Churches in American Metropolitan areas see entirely too much turnover, not only of their staff but also of their congregation. For staff, one of the main reasons people leave is because they do not feel invested in and equipped to fulfill their role on staff. The top two reasons congregants leave churches are because they do not feel connected to others in the church or they do not feel like there is a place for them to serve at the church.
The value of investing in people simply cannot be overstated, especially in our local churches. In Ephesians 4:11-16, the Apostle Paul described how the various offices of the Church are designed to serve people, build them up, and help the Church reach complete unity in Christ. Not coincidently, contemporary leadership research also reveals that when leaders invest in their people not only do they thrive, but organizations thrive as well. Putting people first is a win-win for everyone.
It goes without saying for our churches, but I’ll say it anyway, the people in every church are its greatest asset. As leaders, it is essential that we provide the necessary resources for them. Resources for their spiritual life yes, but also resources to help them thrive in their roles throughout our churches. When people feel like they have the resources and skills needed to not just get their jobs done but to do them well, then organizational efficiency, productivity and commitment increases and turn over decreases. In their article in The Academy of Management Journal, Dvir et al. (2002) shared that their research of transformational leaders found that employees’ commitment levels, motivation, and satisfaction levels were increased by training and coaching initiatives. Further, Gyensare et al.’s research found that people’s intentions to leave depended not only on the leadership style of their direct leader but also on their “emotional attachment to and involvement with the organization.” While we don’t want to be overly protective of the people in our churches, there is much we can do personally to ensure they aren’t leaving because of us or our leadership.

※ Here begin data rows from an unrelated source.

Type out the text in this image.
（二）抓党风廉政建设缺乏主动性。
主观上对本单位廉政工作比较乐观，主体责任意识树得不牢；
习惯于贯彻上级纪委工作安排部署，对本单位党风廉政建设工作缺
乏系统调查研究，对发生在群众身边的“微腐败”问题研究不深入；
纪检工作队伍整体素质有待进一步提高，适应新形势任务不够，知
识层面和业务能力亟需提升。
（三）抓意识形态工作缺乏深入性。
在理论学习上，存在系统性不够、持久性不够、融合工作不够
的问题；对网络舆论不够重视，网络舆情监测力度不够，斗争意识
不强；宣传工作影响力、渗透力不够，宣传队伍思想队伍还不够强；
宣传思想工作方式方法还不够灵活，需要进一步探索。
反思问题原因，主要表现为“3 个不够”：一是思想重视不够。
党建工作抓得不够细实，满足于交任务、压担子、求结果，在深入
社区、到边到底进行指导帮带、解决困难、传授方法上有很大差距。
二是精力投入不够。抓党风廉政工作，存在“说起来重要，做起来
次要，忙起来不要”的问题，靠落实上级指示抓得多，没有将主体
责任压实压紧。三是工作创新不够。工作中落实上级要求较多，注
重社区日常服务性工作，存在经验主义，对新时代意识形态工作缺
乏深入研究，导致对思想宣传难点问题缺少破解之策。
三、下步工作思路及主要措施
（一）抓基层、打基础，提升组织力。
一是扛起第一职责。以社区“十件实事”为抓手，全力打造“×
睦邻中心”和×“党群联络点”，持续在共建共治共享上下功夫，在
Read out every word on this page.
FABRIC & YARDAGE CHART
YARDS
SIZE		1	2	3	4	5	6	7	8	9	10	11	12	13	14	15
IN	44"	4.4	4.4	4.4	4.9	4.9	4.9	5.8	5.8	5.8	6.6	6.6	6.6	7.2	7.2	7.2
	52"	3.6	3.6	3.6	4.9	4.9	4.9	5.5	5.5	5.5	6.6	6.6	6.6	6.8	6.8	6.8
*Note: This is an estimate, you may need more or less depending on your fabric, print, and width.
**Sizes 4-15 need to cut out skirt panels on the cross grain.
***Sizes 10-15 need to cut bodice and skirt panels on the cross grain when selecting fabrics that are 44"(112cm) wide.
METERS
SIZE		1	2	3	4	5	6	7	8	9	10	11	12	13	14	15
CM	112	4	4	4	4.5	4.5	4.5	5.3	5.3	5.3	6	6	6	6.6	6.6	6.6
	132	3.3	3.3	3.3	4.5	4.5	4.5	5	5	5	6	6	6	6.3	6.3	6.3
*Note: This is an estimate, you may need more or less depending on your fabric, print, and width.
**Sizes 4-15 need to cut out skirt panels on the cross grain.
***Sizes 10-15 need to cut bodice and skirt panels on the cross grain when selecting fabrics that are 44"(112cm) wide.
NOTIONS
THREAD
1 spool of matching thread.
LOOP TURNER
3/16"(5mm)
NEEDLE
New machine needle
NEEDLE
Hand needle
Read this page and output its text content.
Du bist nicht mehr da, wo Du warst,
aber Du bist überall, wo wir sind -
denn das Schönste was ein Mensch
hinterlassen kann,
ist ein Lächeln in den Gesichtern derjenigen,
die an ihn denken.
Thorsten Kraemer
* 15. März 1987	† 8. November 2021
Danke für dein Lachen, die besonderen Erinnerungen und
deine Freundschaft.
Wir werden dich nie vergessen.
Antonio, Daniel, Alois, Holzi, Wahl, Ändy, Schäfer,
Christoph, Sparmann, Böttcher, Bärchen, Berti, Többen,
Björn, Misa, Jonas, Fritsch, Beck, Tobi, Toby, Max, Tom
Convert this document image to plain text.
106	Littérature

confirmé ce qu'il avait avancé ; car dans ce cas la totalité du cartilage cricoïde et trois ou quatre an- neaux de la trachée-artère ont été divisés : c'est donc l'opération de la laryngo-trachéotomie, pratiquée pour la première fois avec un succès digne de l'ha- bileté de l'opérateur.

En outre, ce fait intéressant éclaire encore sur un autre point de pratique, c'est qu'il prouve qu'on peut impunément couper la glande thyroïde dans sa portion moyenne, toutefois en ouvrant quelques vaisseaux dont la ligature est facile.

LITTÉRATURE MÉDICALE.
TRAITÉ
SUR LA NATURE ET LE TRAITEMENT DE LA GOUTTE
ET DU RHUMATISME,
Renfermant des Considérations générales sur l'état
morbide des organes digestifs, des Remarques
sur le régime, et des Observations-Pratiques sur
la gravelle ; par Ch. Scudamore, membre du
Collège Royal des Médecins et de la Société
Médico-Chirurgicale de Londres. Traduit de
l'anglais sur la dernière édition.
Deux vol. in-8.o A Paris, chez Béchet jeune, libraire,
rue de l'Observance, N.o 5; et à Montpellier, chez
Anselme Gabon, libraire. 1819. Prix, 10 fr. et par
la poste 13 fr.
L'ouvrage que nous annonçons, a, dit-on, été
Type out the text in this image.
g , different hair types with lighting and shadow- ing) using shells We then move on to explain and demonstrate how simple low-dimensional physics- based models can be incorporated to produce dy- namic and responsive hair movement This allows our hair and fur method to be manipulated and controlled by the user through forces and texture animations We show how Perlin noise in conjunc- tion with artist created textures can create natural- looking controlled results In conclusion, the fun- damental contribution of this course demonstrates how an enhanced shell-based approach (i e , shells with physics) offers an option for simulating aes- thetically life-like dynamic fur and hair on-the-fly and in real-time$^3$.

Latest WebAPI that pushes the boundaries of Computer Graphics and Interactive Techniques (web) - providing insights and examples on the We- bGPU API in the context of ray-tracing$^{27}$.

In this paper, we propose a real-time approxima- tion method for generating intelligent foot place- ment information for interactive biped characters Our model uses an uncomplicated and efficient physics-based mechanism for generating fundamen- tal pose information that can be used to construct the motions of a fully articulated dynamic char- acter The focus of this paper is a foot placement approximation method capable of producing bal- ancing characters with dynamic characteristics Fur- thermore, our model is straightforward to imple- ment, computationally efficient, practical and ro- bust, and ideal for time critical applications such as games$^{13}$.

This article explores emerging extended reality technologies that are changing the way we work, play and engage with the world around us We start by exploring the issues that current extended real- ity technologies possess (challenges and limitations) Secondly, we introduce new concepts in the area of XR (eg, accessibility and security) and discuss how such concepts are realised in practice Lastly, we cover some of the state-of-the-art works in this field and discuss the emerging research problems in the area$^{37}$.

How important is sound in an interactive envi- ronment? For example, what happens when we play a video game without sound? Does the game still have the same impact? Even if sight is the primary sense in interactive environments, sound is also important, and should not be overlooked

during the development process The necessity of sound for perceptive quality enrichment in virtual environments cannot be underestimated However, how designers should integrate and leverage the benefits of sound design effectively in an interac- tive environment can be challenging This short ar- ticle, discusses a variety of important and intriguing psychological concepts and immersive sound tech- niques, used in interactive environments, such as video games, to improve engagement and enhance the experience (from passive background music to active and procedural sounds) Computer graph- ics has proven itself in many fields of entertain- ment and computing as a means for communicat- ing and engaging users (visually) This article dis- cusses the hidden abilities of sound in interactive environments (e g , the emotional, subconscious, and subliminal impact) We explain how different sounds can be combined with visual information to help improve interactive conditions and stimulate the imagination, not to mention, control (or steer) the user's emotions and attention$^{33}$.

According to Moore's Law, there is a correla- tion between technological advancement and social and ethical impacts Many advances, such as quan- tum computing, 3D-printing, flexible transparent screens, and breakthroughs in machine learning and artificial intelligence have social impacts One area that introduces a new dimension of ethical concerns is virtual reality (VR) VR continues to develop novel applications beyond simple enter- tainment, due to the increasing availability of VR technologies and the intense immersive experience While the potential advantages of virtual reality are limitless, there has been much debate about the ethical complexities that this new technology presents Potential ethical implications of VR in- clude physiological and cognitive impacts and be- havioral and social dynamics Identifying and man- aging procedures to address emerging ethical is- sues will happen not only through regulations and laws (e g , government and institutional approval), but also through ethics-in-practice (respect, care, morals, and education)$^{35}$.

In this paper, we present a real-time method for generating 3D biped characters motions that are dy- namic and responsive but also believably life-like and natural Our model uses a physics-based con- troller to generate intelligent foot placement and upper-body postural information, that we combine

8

When church leaders invest in the people in their church, the benefits are felt on multiple levels. It increases the self-assurance of the individual and their ability to be successful in their roles, as detailed in Kouzes & Posner’s book The Leadership Challenge. It also decreases the turnover of staff (and volunteer leaders) and thus diminishes the financial and time costs of training new staff as pointed out by Losey, Meisinger, & Ulrich. And overall, Losey offered that it improves the morale of the organization because people feel invested in and cared for.
The costs of investing in our people might be time, and potentially some money on our part. But the benefits to them AND our churches is incomparable. Let’s decrease the turnover in our churches and increase morale throughout by not only investing in people spiritually, but also by providing the resources, training, and coaching they need to succeed in their roles throughout our churches.